Gut beraten ist man allerdings, wenn man sich die allernötigsten Dinge in eine Tüte packt, denn den Rucksack oder Koffer soll man im Kofferraum des Busses verstauen. Wenigstens etwas zu trinken sollte man schon dabei haben, denn auf unserer Fahrt Ende Juli war es recht heiß und je nachdem wie lange man an der Grenze wartet, kann es eine Weile dauern.
der Bus wartet noch ein paar Minuten am Bahnhof
Die Fahrt dauert je nach Grenzkontrolle ca. 40 min, wir warten vielleicht 15 min an der Grenze. Dort werden die Reisepässe kurz eingesammelt und dann wieder ausgeteilt. Den muss man auch unbedingt vorher aus dem Koffer nehmen! Denn beide Länder sind zwar in der EU, aber nicht im Schengen-Raum – erst der ermöglicht kontrollfreie Reisen.
Grenze zwischen Bulgarien und Griechenland
Grenzkontrollen zwischen Bulgarien und Griechenland
Über eine recht gute Straße, man könnte sagen Autobahn, fährt man weiter über das Gebirge. Ab und an sieht man daneben die Bahnstrecke, die in diesem Abschnitt nicht elektrifiziert ist und sogar ein wenig zugewachsen aussieht. Ich frage mich deswegen sogar, ob denn der Nachtzug - der einzige Personenzug- überhaupt noch fährt. In Strimon (griechisch: Strimonas) hält der Bus gut 100m vor dem Bahnhof. Auch dieser Bahnhof ist wieder sehr klein. Er hat immerhin einen klimatisierten Warteraum, der auch gleich von Nöten sein wird!
mit dem Bus über die Grenze auf der Fahrt von Sofia nach Thessaloniki
angekommen am Bahnhof Strimonas
Teil 3: Von Strimon nach Thessaloniki (und optional nach Athen)
Angekommen in Strimon kommt sogleich große Enttäuschung auf. Man sagt uns, dass der nächste Zug erst um 22 Uhr abends fahren soll. Dabei ist es gerade erst kurz nach 19 Uhr. Also 3 Stunden warten?
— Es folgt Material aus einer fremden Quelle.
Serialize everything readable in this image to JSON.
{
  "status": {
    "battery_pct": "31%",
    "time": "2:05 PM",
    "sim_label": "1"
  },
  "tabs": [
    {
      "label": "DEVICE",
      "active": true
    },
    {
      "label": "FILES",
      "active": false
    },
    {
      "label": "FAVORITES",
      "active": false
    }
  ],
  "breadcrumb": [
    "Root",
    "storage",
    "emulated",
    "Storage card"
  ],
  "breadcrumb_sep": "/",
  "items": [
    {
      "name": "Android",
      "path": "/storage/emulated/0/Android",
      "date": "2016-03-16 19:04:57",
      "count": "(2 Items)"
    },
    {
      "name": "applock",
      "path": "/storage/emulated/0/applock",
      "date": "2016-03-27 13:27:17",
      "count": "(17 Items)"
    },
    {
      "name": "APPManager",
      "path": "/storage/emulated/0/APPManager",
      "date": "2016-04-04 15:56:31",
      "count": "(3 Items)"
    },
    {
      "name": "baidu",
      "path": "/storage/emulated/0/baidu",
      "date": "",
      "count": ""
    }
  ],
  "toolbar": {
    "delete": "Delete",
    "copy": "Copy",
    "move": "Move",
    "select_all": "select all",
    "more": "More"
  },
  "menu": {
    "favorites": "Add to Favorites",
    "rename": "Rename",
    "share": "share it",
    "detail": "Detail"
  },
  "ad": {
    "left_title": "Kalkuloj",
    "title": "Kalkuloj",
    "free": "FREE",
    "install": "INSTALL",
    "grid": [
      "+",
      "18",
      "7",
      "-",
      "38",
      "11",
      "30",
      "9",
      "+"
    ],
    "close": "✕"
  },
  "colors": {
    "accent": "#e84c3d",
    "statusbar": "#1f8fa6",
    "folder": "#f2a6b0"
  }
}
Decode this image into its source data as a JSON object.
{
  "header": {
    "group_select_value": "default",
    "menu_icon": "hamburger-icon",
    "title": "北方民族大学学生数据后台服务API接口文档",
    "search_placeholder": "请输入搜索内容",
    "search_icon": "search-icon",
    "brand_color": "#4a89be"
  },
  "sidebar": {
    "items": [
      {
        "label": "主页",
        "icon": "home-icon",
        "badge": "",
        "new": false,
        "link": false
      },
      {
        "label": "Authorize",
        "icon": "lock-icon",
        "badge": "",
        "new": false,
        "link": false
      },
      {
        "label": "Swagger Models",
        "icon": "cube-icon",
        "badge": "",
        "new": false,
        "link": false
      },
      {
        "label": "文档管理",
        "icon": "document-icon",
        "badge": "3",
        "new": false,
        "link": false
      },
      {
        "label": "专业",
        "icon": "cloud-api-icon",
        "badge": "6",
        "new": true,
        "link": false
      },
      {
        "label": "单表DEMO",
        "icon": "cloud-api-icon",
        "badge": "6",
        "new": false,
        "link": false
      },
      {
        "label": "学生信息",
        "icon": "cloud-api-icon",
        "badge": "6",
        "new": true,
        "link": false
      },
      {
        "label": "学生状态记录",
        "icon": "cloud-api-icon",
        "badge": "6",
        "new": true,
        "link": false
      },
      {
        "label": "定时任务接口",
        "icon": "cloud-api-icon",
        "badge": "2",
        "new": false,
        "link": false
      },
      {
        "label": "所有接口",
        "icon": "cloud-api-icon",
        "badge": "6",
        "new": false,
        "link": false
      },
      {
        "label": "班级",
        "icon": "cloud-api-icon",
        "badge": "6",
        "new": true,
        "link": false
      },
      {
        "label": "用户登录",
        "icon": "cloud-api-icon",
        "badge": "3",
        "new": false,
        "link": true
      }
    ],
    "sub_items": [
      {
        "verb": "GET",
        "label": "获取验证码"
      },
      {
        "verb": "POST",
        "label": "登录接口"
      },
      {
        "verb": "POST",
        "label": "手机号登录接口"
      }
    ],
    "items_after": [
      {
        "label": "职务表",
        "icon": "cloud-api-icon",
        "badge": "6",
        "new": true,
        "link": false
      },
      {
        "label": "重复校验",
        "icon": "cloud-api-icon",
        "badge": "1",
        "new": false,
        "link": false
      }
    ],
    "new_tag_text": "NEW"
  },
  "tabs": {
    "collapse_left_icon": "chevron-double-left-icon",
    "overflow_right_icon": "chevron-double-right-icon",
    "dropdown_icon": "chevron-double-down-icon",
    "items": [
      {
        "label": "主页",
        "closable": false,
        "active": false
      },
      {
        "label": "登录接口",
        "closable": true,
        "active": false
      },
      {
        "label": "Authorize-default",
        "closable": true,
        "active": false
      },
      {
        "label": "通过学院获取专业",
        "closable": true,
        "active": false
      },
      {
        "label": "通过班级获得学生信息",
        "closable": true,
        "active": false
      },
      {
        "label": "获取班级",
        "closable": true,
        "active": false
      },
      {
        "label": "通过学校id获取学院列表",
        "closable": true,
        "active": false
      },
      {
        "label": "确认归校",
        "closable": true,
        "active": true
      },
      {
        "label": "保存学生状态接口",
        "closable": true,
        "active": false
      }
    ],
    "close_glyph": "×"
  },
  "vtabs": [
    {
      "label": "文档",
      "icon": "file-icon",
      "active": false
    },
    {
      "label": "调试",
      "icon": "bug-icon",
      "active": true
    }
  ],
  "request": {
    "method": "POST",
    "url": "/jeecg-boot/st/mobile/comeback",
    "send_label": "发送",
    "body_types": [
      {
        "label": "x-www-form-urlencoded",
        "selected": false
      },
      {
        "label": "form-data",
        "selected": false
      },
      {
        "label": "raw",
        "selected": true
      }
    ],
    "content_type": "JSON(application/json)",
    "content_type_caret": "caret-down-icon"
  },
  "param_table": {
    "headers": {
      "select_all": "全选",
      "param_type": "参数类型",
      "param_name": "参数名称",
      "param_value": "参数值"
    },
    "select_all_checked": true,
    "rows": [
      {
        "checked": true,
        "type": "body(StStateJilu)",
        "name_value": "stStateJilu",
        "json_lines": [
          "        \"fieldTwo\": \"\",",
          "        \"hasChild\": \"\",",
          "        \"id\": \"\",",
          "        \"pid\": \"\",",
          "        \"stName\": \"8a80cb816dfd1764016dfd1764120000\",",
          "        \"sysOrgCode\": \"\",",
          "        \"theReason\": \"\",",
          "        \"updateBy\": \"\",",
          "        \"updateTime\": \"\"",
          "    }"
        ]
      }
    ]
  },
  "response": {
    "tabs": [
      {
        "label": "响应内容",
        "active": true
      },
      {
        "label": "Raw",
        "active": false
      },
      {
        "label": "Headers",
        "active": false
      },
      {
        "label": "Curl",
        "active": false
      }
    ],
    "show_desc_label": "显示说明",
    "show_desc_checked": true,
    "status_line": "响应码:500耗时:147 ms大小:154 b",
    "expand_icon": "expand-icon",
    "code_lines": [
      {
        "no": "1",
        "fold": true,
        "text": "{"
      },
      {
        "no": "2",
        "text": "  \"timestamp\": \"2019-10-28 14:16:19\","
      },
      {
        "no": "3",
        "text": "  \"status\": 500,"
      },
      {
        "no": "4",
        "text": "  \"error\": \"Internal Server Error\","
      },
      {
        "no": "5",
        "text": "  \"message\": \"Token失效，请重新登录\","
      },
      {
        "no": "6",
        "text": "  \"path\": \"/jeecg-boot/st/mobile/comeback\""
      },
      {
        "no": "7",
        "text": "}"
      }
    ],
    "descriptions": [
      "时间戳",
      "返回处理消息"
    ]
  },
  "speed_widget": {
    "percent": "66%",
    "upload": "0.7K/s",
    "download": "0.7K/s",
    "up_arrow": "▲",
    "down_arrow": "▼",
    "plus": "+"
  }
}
Ich hatte eigentlich gedacht, dass es 1935Uhr mit dem Nachtzug Richtung Athen weitergeht. Na so ein Mist;)
Was also tun in dieser Zeit? Ich aß zuerst mal mein Abendbrot. Andere Reisende machen sich auf zu einem Supermarkt, der empfohlen wurde. Als sie zurückkommen meinen sie aber, er sei geschlossen. Es ist ja auch Sonntag. Ich schaue mich ein wenig an diesem kleinen Bahnhof um. Es gibt eine kleine Kapelle, den schon angesprochenen Warteraum und wenigstens einen ansehnlichen Sonnenuntergang.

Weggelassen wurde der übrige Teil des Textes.